A Man Named Doll by Jonathan Ames - review by Tom Fleming

Tom Fleming

Happy Days

A Man Named Doll

By

Pushkin Vertigo 208pp £8.99
 

This breezy noir, set in contemporary Los Angeles, begins with the titular narrator, a private detective named Happy Doll (his real name; some people call him Hank), receiving a visit in his office from an old friend wanting a favour. Lou needs a new kidney but, as a lifelong smoker (‘his open mouth was like the engine of an idling car’), he’s finding it hard to obtain one through official channels. Happy decides to help. Complications ensue; Happy kills a man in self-defence; bad things happen. It’s all knowingly reminiscent of Chandler and classic noir fiction as Happy stumbles deeper and deeper into an insalubrious network of shady realtors and unscrupulous doctors. But Happy’s self-deprecating narration is so fresh and funny that there’s never a hint of pastiche. He drives around town with George, his Chihuahua-terrier cross, upright in the front, his paws on the dashboard ‘like the handsome sea captain at the prow of his ship’. He likes to keep a joint and some painkillers to hand.
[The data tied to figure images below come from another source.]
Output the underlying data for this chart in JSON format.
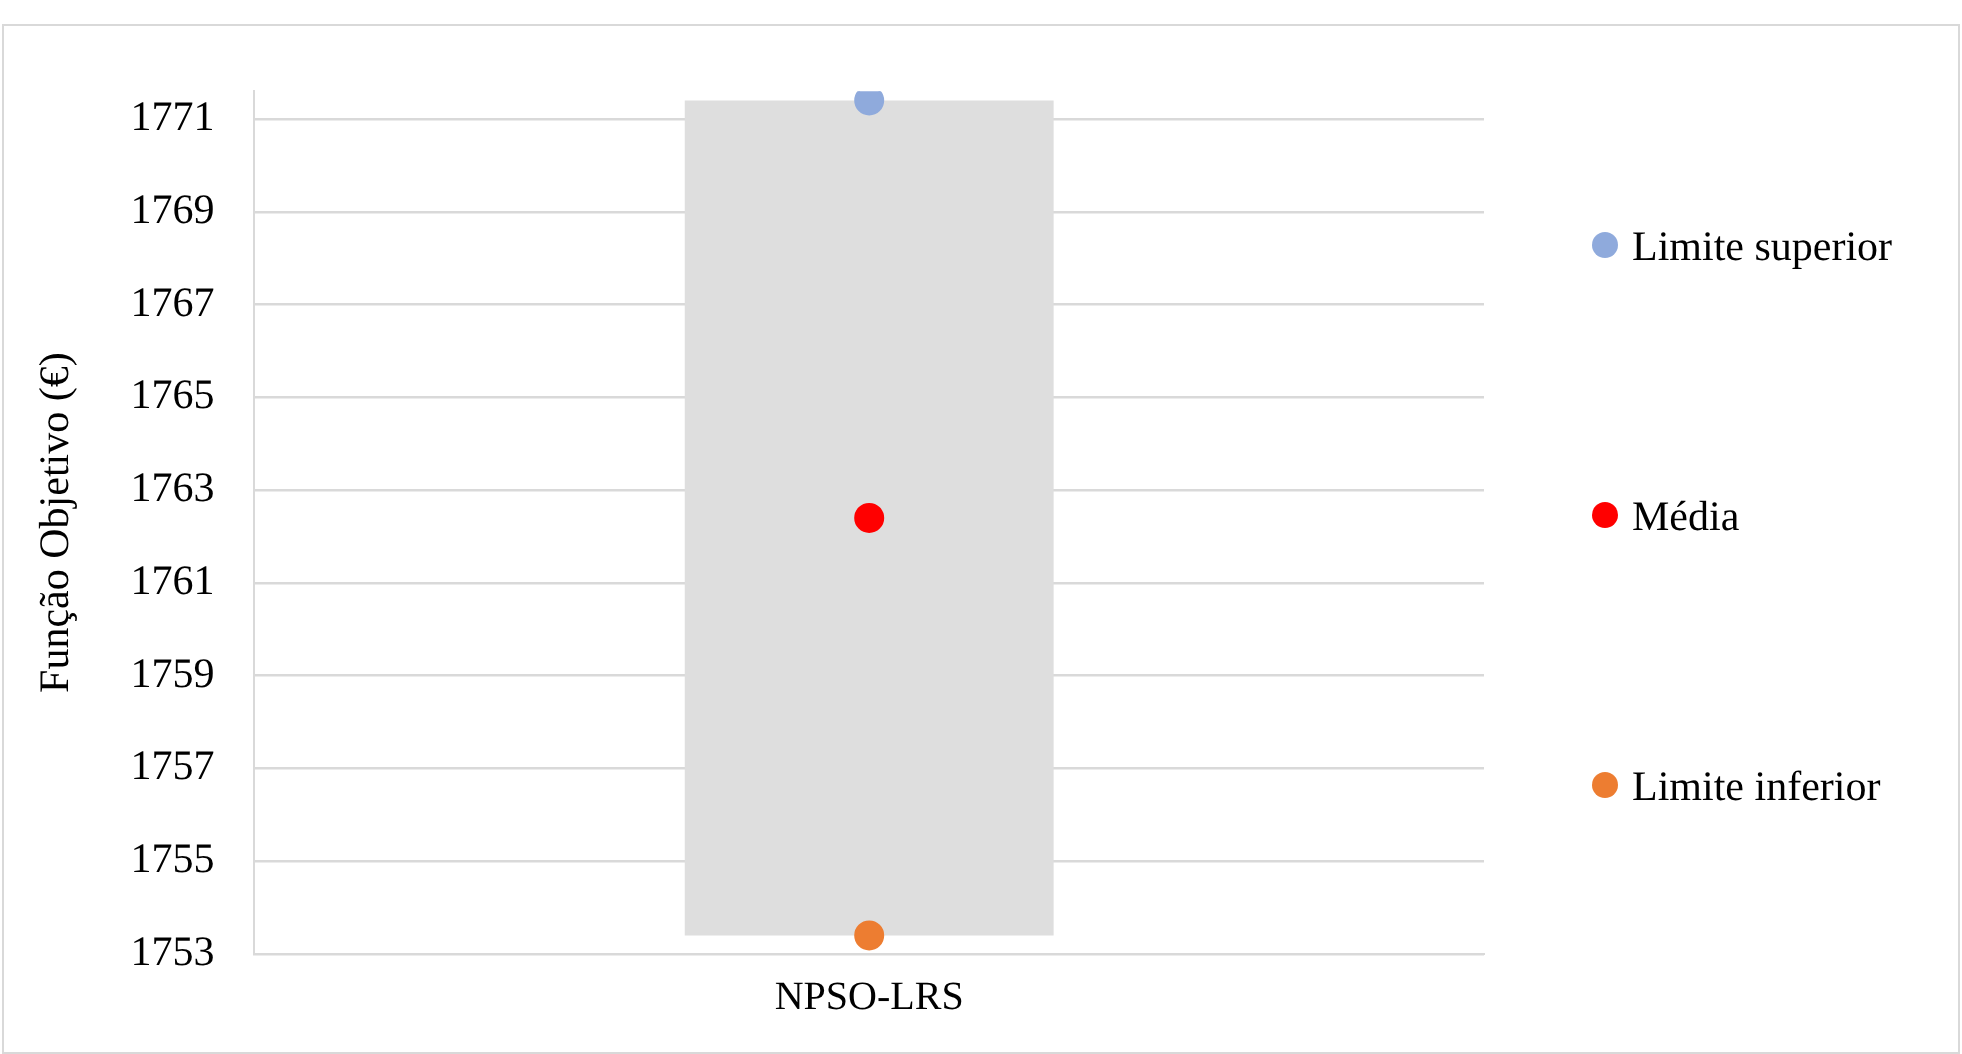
{
  "chart_data": {
    "type": "bar",
    "ylabel": "Função Objetivo (€)",
    "categories": [
      "NPSO-LRS"
    ],
    "series": [
      {
        "type": "bar",
        "color": "#dedede",
        "values": [
          18.0
        ],
        "base": [
          1753.4
        ]
      },
      {
        "type": "scatter",
        "name": "Limite superior",
        "color": "#8faadc",
        "x": [
          "NPSO-LRS"
        ],
        "values": [
          1771.4
        ]
      },
      {
        "type": "scatter",
        "name": "Média",
        "color": "#ff0000",
        "x": [
          "NPSO-LRS"
        ],
        "values": [
          1762.4
        ]
      },
      {
        "type": "scatter",
        "name": "Limite inferior",
        "color": "#ed7d31",
        "x": [
          "NPSO-LRS"
        ],
        "values": [
          1753.4
        ]
      }
    ],
    "ylim": [
      1753,
      1771.6
    ],
    "yticks": [
      1753,
      1755,
      1757,
      1759,
      1761,
      1763,
      1765,
      1767,
      1769,
      1771
    ],
    "grid": "y",
    "legend": "right",
    "marker": "circle"
  }
}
The narrative manages to be both discursive – Happy interrupts the story at one point to provide a brief outline of psychoanalysis – and plot-driven, with the book building to a sinister conclusion in its final third. Like Chandler, Ames writes for the screen as well as the page, and it shows in the deft dialogue. Unlike Chandler, he can also tell an intelligible story.